Halkımızın Suriye Rejimi’nden istediği, Suriye topraklarına sahip çıkmasıdır. Kendi misyonuna göre davranmasıdır. Yapılan ittifaklar sonucunda Efrîn işgal edildi. Halk olarak bizim projemiz, demokrasi projesidir, Suriye’nin birliğini savunuyor ve projemiz Suriye’yi parçalanmaktan koruyacaktır. Çünkü, uluslararası kriz ve iklim krizi sonuçta Suriye’yi parçalıyor ve bu Suriye’ye kaybettirecek.
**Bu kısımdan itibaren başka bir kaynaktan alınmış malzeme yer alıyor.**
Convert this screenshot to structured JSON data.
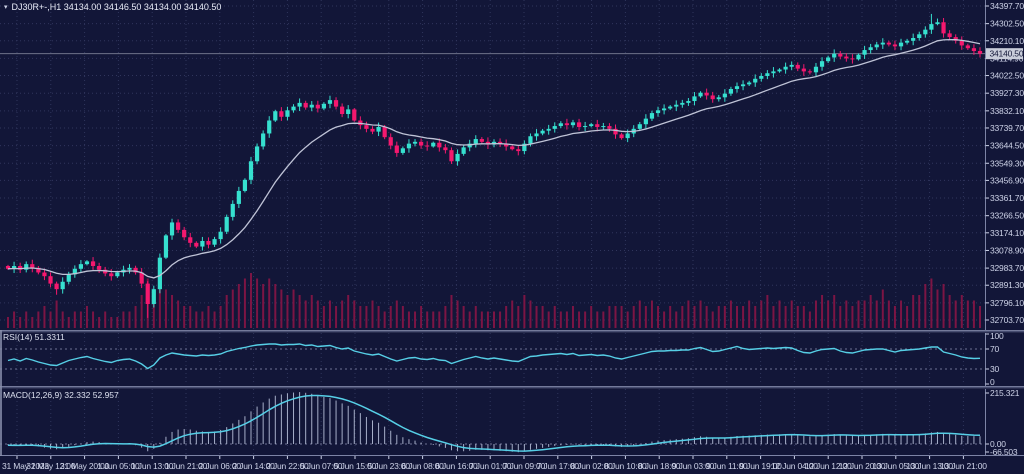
{
  "window": {
    "title": "DJ30R+-,H1 34134.00 34146.50 34134.00 34140.50",
    "symbol": "DJ30R+-",
    "timeframe": "H1",
    "menu_icon": "▾"
  },
  "colors": {
    "background": "#121638",
    "grid": "#30355c",
    "bull": "#36e0cf",
    "bear": "#f5186e",
    "ma_line": "#bfc3d6",
    "volume": "#7c1544",
    "indicator_line": "#56cfe6",
    "macd_histogram": "#a7afc9",
    "axis_text": "#ced3e8",
    "level_line": "#6d7394",
    "separator": "#7d84a6",
    "price_tag_bg": "#c9cdda",
    "price_tag_text": "#121638",
    "bid_line": "#c9cdda"
  },
  "indicators": {
    "rsi": {
      "label": "RSI(14) 51.3311",
      "period": 14,
      "current": 51.3311
    },
    "macd": {
      "label": "MACD(12,26,9) 32.332 52.957",
      "params": "12,26,9",
      "current_main": 32.332,
      "current_signal": 52.957
    }
  },
  "chart_data": {
    "type": "candlestick",
    "symbol": "DJ30R+-",
    "timeframe": "H1",
    "current_bar": {
      "open": 34134.0,
      "high": 34146.5,
      "low": 34134.0,
      "close": 34140.5
    },
    "current_price_label": "34140.50",
    "ylim": [
      32703.7,
      34397.7
    ],
    "price_ticks": [
      34397.7,
      34302.5,
      34210.1,
      34114.9,
      34022.5,
      33927.3,
      33832.1,
      33739.7,
      33644.5,
      33549.3,
      33456.9,
      33361.7,
      33266.5,
      33174.1,
      33078.9,
      32983.7,
      32891.3,
      32796.1,
      32703.7
    ],
    "x_labels": [
      "31 May 2023",
      "31 May 12:00",
      "31 May 20:00",
      "1 Jun 05:00",
      "1 Jun 13:00",
      "1 Jun 21:00",
      "2 Jun 06:00",
      "2 Jun 14:00",
      "2 Jun 22:00",
      "5 Jun 07:00",
      "5 Jun 15:00",
      "5 Jun 23:00",
      "6 Jun 08:00",
      "6 Jun 16:00",
      "7 Jun 01:00",
      "7 Jun 09:00",
      "7 Jun 17:00",
      "8 Jun 02:00",
      "8 Jun 10:00",
      "8 Jun 18:00",
      "9 Jun 03:00",
      "9 Jun 11:00",
      "9 Jun 19:00",
      "12 Jun 04:00",
      "12 Jun 12:00",
      "12 Jun 20:00",
      "13 Jun 05:00",
      "13 Jun 13:00",
      "13 Jun 21:00"
    ],
    "closes": [
      32980,
      32995,
      32975,
      33005,
      32985,
      32960,
      32940,
      32900,
      32870,
      32910,
      32950,
      32980,
      33005,
      33020,
      32995,
      32975,
      32955,
      32940,
      32960,
      32975,
      32985,
      32960,
      32900,
      32790,
      32870,
      33040,
      33160,
      33230,
      33190,
      33150,
      33120,
      33100,
      33130,
      33110,
      33140,
      33180,
      33260,
      33330,
      33400,
      33460,
      33560,
      33640,
      33710,
      33780,
      33830,
      33800,
      33835,
      33855,
      33875,
      33850,
      33865,
      33845,
      33870,
      33890,
      33855,
      33815,
      33840,
      33780,
      33755,
      33735,
      33720,
      33745,
      33690,
      33645,
      33605,
      33630,
      33655,
      33665,
      33645,
      33640,
      33660,
      33635,
      33620,
      33560,
      33600,
      33635,
      33655,
      33680,
      33665,
      33650,
      33665,
      33655,
      33640,
      33625,
      33615,
      33655,
      33695,
      33710,
      33725,
      33735,
      33750,
      33765,
      33755,
      33770,
      33745,
      33750,
      33760,
      33745,
      33750,
      33735,
      33705,
      33685,
      33710,
      33735,
      33760,
      33790,
      33820,
      33835,
      33845,
      33855,
      33865,
      33875,
      33885,
      33910,
      33930,
      33915,
      33895,
      33905,
      33925,
      33950,
      33965,
      33975,
      33985,
      34005,
      34020,
      34035,
      34045,
      34055,
      34070,
      34080,
      34060,
      34045,
      34040,
      34070,
      34100,
      34120,
      34140,
      34125,
      34115,
      34110,
      34135,
      34160,
      34175,
      34190,
      34200,
      34190,
      34180,
      34200,
      34210,
      34225,
      34245,
      34270,
      34300,
      34310,
      34250,
      34230,
      34210,
      34185,
      34170,
      34155,
      34140.5
    ],
    "high_overrides": {
      "27": 33250,
      "152": 34355,
      "153": 34330
    },
    "low_overrides": {
      "8": 32840,
      "23": 32715
    },
    "volumes": [
      2,
      3,
      2,
      3,
      2,
      3,
      4,
      3,
      5,
      3,
      2,
      3,
      3,
      4,
      3,
      2,
      3,
      2,
      2,
      3,
      3,
      4,
      6,
      9,
      7,
      8,
      7,
      6,
      5,
      4,
      4,
      3,
      3,
      4,
      3,
      4,
      6,
      7,
      8,
      9,
      10,
      9,
      8,
      9,
      8,
      7,
      6,
      7,
      6,
      5,
      6,
      5,
      4,
      5,
      4,
      5,
      6,
      5,
      4,
      4,
      5,
      4,
      3,
      4,
      5,
      4,
      3,
      3,
      4,
      3,
      3,
      3,
      4,
      6,
      5,
      4,
      3,
      4,
      3,
      3,
      3,
      3,
      4,
      5,
      4,
      6,
      5,
      4,
      4,
      3,
      4,
      3,
      3,
      4,
      3,
      3,
      4,
      3,
      3,
      4,
      4,
      4,
      3,
      4,
      5,
      4,
      5,
      4,
      3,
      4,
      3,
      4,
      5,
      4,
      5,
      4,
      3,
      4,
      4,
      5,
      4,
      4,
      5,
      4,
      5,
      6,
      4,
      5,
      4,
      5,
      4,
      4,
      3,
      5,
      6,
      5,
      6,
      4,
      5,
      4,
      5,
      5,
      6,
      5,
      7,
      5,
      4,
      5,
      4,
      6,
      6,
      8,
      9,
      7,
      8,
      6,
      5,
      6,
      5,
      5,
      4
    ],
    "rsi_levels": [
      100,
      70,
      30,
      0
    ],
    "rsi_values": [
      47,
      50,
      46,
      51,
      48,
      44,
      41,
      38,
      37,
      42,
      47,
      50,
      53,
      55,
      51,
      48,
      45,
      43,
      47,
      49,
      50,
      46,
      40,
      31,
      38,
      52,
      58,
      62,
      60,
      58,
      57,
      56,
      58,
      57,
      58,
      60,
      65,
      68,
      71,
      73,
      76,
      78,
      79,
      80,
      80,
      78,
      79,
      79,
      80,
      77,
      78,
      75,
      76,
      77,
      73,
      70,
      72,
      66,
      63,
      60,
      58,
      60,
      55,
      50,
      46,
      49,
      52,
      53,
      50,
      49,
      51,
      48,
      47,
      41,
      45,
      49,
      52,
      55,
      52,
      50,
      52,
      50,
      48,
      46,
      45,
      50,
      55,
      56,
      58,
      59,
      60,
      61,
      59,
      61,
      57,
      58,
      59,
      57,
      58,
      56,
      52,
      50,
      53,
      56,
      59,
      62,
      65,
      66,
      66,
      67,
      67,
      68,
      68,
      71,
      73,
      69,
      65,
      66,
      69,
      72,
      75,
      71,
      69,
      70,
      71,
      72,
      71,
      72,
      73,
      72,
      67,
      63,
      62,
      66,
      69,
      70,
      71,
      66,
      63,
      62,
      65,
      68,
      69,
      70,
      70,
      67,
      64,
      67,
      68,
      69,
      70,
      72,
      74,
      74,
      64,
      61,
      58,
      54,
      52,
      51,
      51.33
    ],
    "macd_axis_labels": [
      "215.321",
      "0.00",
      "-66.503"
    ],
    "macd_hist": [
      -5,
      -8,
      -6,
      -4,
      -6,
      -10,
      -15,
      -20,
      -22,
      -18,
      -12,
      -5,
      2,
      8,
      10,
      8,
      4,
      0,
      -2,
      0,
      2,
      -5,
      -15,
      -30,
      -20,
      5,
      30,
      50,
      60,
      62,
      60,
      55,
      52,
      50,
      52,
      58,
      70,
      85,
      100,
      115,
      135,
      155,
      172,
      188,
      200,
      205,
      210,
      213,
      215,
      212,
      208,
      200,
      195,
      190,
      180,
      168,
      158,
      142,
      128,
      112,
      98,
      88,
      72,
      55,
      38,
      28,
      20,
      14,
      6,
      0,
      -4,
      -10,
      -16,
      -26,
      -30,
      -30,
      -28,
      -24,
      -24,
      -26,
      -26,
      -28,
      -30,
      -32,
      -34,
      -30,
      -24,
      -20,
      -16,
      -12,
      -8,
      -5,
      -4,
      -2,
      -4,
      -4,
      -3,
      -4,
      -4,
      -6,
      -10,
      -12,
      -10,
      -6,
      -2,
      4,
      10,
      14,
      16,
      18,
      20,
      22,
      24,
      28,
      32,
      30,
      26,
      24,
      26,
      30,
      33,
      34,
      35,
      36,
      38,
      39,
      39,
      40,
      41,
      41,
      38,
      34,
      31,
      32,
      35,
      38,
      41,
      39,
      36,
      33,
      33,
      36,
      38,
      40,
      42,
      40,
      37,
      37,
      38,
      39,
      41,
      44,
      48,
      50,
      46,
      42,
      38,
      34,
      33,
      32.5,
      32.332
    ]
  }
}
Bu nedenle Suriye Rejimi’nin kendi halkının çıkarları için, demokratik projeye dönmesi gerekir. Yine Suriye’nin parçalanmasının önünü almak ve Suriye’de halkların sorunlarının çözülmesi için bu gereklidir. Yeni ve demokratik bir Suriye için Suriye Rejimi’nin kendi görevine sahip çıkması için, bizler Suriye Rejimi ile diyaloğa girmeyi ve müzakereleri başlatmak için hazırız. Suriye halklarının sorunu sadece demokratik yollarla çözülebilir. Buda parçalanmanın önünü alacaktır. Biz bir kez daha Suriye Rejimi’ne çağrı yapıyoruz; tekrardan diyoruz, Suriye parçalanmaya doğru gidiyor, Suriye toprakları işgal ediliyor. Bu nedenle kendi görevlerinize sahip çıkın. Demokratik bir Suriye birliği için bu gereklidir. 
 
Efrîn halkı direnmek için Şehba’da bulunuyor. Bir yıl bir aydır halkımız Efrîn’e dönmek ve Efrîn’in özgürleşmesi için burada bekliyor ve direniyor. Halkımız direnmekte ısrarcıdır. Ve halk bu bölgeleri boşaltmayacaktır. Efrîn’e dönmek için burada bekliyor. Yine halkı kendi gücü olan Efrîn Kurtuluş Güçleri’ni (HRE) yalnız bırakmayacaktır. Yapılan eylemler halka büyük moral veriyor. Bundan dolayı her geçen gün halkın direnişi daha da artıyor. Halk HRE’nin yaptığı eylemlerden büyük moral alıyor ve halk, ‘Efrîn’i direniş ile özgürleştireceğiz’ diyor. Eğer bir halk diyorsa ben direniş için varım, bu halk her zaman direnecektir ve inancı büyüktür. Halkımız Efrîn’in özgürlüğünden geri adım atmayacaktır.